The city has done a great deal to wean employees off bottled water. It has ensured tap water is high-quality and tastes good in all municipal buildings. Public works staff have been provided with stainless steel thermoses they can fill up and take into the field. At large public gatherings, the city provides filling stations.
The exception here—and it's a big one—are those third-party-run facilities like the Dartmouth Sportsplex and the Sackville Sports Stadium, where drinking fountains are hidden—or, in the case of the BMO Centre, missing—and vending machines and concessions are prominent.
"That would be their decision as a board," says Elliott. But as far as municipal messages go, this one is clear. Bottled is the go-to.
Another spot the city celebrates bottled water is Sackville Landing, the one tiny swath of municipal-owned waterfront land which comprises the extension of Sackville Street, near the wave sculpture.
Here, a small line-up of vending machines offers water and a host of sugary drinks on a blistering day. It's lousy with kids ignoring the signs not to climb the wave, infested with dogs, crammed with tourists. Waterfront Development's Andy Fillmore, who's also the Liberal candidate for Halifax in the upcoming federal election, states the obvious: "These people are getting hot and sweaty and thirsty."
It's a fact Fillmore plans to do more about than offer expensive processed tap water. Waterfront Development is installing a drinking fountain in early August at the corner of the tourist info building. He calls it a "kind of a quiet reaction" to having to buy water, "which is just all kinds of wrong." "Evian," backwards, Fillmore reminds me, spells "naive."

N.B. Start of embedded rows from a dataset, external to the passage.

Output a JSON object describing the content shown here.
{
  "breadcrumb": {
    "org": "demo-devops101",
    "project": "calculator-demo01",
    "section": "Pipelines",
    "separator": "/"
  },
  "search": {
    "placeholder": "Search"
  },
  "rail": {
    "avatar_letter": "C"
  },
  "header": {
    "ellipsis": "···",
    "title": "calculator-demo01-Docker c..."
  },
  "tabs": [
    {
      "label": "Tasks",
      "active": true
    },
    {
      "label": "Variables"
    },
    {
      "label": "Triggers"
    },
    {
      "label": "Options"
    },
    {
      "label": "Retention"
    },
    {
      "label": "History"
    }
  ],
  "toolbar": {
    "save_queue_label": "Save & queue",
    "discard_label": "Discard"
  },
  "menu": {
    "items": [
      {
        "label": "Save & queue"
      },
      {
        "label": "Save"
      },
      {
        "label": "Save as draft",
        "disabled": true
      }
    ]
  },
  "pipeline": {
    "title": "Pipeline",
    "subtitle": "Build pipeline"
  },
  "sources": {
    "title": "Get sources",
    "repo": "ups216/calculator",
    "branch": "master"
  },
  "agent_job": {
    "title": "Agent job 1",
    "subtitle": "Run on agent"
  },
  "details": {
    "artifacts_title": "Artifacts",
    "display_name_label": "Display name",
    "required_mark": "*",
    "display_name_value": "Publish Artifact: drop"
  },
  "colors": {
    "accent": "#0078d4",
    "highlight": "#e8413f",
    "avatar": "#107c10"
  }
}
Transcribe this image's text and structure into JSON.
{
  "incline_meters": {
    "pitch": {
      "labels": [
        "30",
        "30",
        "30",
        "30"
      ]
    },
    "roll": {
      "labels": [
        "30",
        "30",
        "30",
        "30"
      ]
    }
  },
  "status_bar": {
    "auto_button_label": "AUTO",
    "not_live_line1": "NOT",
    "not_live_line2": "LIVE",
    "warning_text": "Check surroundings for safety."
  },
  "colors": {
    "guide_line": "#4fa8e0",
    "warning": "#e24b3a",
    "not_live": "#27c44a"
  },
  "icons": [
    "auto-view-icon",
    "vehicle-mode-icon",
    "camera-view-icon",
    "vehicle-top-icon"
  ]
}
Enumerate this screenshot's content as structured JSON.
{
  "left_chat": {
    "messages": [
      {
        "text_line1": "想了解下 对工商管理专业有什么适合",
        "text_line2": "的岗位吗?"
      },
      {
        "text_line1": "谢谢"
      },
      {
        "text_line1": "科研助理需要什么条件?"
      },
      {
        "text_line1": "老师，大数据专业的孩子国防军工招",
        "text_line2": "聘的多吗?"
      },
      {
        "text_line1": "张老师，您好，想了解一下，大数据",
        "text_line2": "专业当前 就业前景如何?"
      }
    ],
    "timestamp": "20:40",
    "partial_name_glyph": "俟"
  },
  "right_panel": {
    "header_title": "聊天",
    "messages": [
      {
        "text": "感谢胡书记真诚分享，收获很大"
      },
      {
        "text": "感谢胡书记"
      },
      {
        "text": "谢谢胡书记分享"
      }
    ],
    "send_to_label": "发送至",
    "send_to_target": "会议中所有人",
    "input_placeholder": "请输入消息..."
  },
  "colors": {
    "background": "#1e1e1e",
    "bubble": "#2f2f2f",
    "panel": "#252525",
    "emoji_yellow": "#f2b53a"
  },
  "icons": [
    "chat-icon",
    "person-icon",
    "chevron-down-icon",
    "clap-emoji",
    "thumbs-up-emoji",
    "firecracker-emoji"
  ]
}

The new drinking unit—one of a team along the waterfront, if it goes well—will be five feet high and cost $8,000. A scruffy Scottie-mutt mix on a leash trots by. "Good timing," Fillmore says. The new unit will have a drinking fountain, bottle filler and a dog bowl.
"It's all part of our activation of the waterfront," he says, noting the addition of colourful chairs, and plans for hammocks. "We are all about activating. But we are also all about egalitarian—making sure everything is accessible to everyone."

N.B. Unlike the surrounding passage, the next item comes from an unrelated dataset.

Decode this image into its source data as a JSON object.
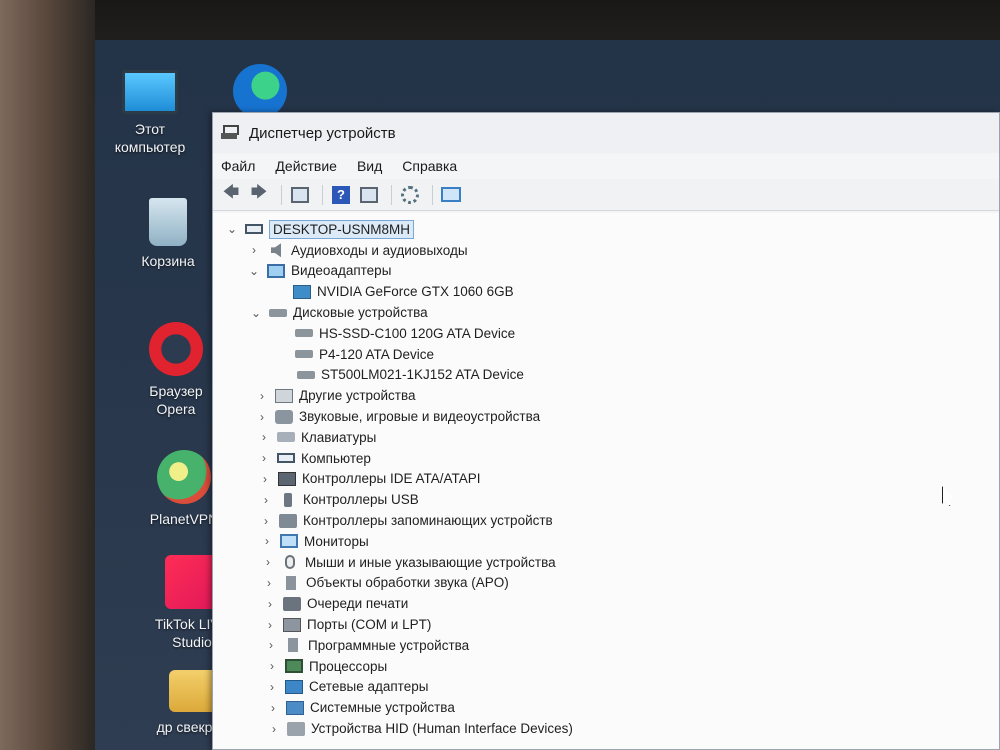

And that's just it. Public drinking fountains are for everyone, equally—free, fresh, unlimited. It isn't about money. It's about access. As kind and accommodating as the security guard at City Hall was, as welcome as the receptionist at Centennial Pool made me feel, having to ask for water is a barrier. There's a chance I could have been turned away. The water at the Sackville Sports Stadium may be free, but when it's beyond a turnstile and down a hall, it's not exactly for everyone.
Ample public fountains, Fillmore says, represent "a different relationship with water and a different ethos about how you serve the public in public spaces."

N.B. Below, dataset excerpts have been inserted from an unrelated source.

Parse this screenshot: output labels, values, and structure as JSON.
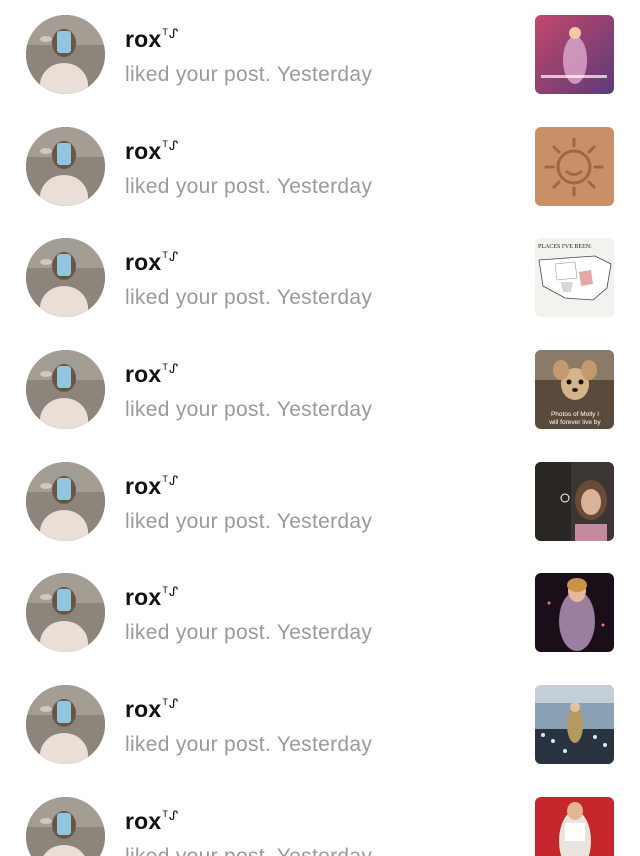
{
  "notifications": [
    {
      "username": "rox",
      "badge": "ᵀᔑ",
      "action": "liked your post.",
      "time": "Yesterday",
      "thumb_caption": ""
    },
    {
      "username": "rox",
      "badge": "ᵀᔑ",
      "action": "liked your post.",
      "time": "Yesterday",
      "thumb_caption": ""
    },
    {
      "username": "rox",
      "badge": "ᵀᔑ",
      "action": "liked your post.",
      "time": "Yesterday",
      "thumb_caption": "PLACES I'VE BEEN:"
    },
    {
      "username": "rox",
      "badge": "ᵀᔑ",
      "action": "liked your post.",
      "time": "Yesterday",
      "thumb_caption": "Photos of Molly I will forever live by"
    },
    {
      "username": "rox",
      "badge": "ᵀᔑ",
      "action": "liked your post.",
      "time": "Yesterday",
      "thumb_caption": ""
    },
    {
      "username": "rox",
      "badge": "ᵀᔑ",
      "action": "liked your post.",
      "time": "Yesterday",
      "thumb_caption": ""
    },
    {
      "username": "rox",
      "badge": "ᵀᔑ",
      "action": "liked your post.",
      "time": "Yesterday",
      "thumb_caption": ""
    },
    {
      "username": "rox",
      "badge": "ᵀᔑ",
      "action": "liked your post.",
      "time": "Yesterday",
      "thumb_caption": ""
    }
  ],
  "colors": {
    "username": "#111111",
    "secondary_text": "#9a9a9a",
    "background": "#ffffff"
  }
}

Fountains come and fountains go. And as tricky as it is to pinpoint the loss of these amenities from public spaces—wasn't there one in Point Pleasant Park!?—it's just as easy to miss their return.
The city's Brendan Elliott says the four-pad arena that's on the books for Dartmouth will have a minimum of one fountain on each floor. "It is actually in writing."
The city is looking at installing a fountain at the Halifax Common entry off the new North Park roundabout. There's one going into the new building on the Emera Oval, too. "We are definitely making it a priority to have safe drinking fountains in all of our major builds and renovations."
And the grotto, too, may again quench thirsts at the Public Gardens.
In 2010, Halifax conservator Kellie McIvor wrote a heritage asset report and rolling maintenance plan for the gardens. "The grotto," she says, "is definitely on our list." The city can't guarantee that it will get included in the 2016-2017 capital budget, but it is on the list for future capital work.
Judith Cabrita, chair of the Friends of the Public Gardens, is cautiously supportive of the idea of restoring the grotto, stressing that her organization works for preservation and conservation of the garden, fitting its Victorian origins. (I declined to enquire if tennis will be returning to the family lawn.)
"It's a respite, a place for solace, a place for recreation," she says.
Besides, back in the 1970s, a drinking fountain was installed on the south side of Griffin's Pond, which remains there today, in delicious working order.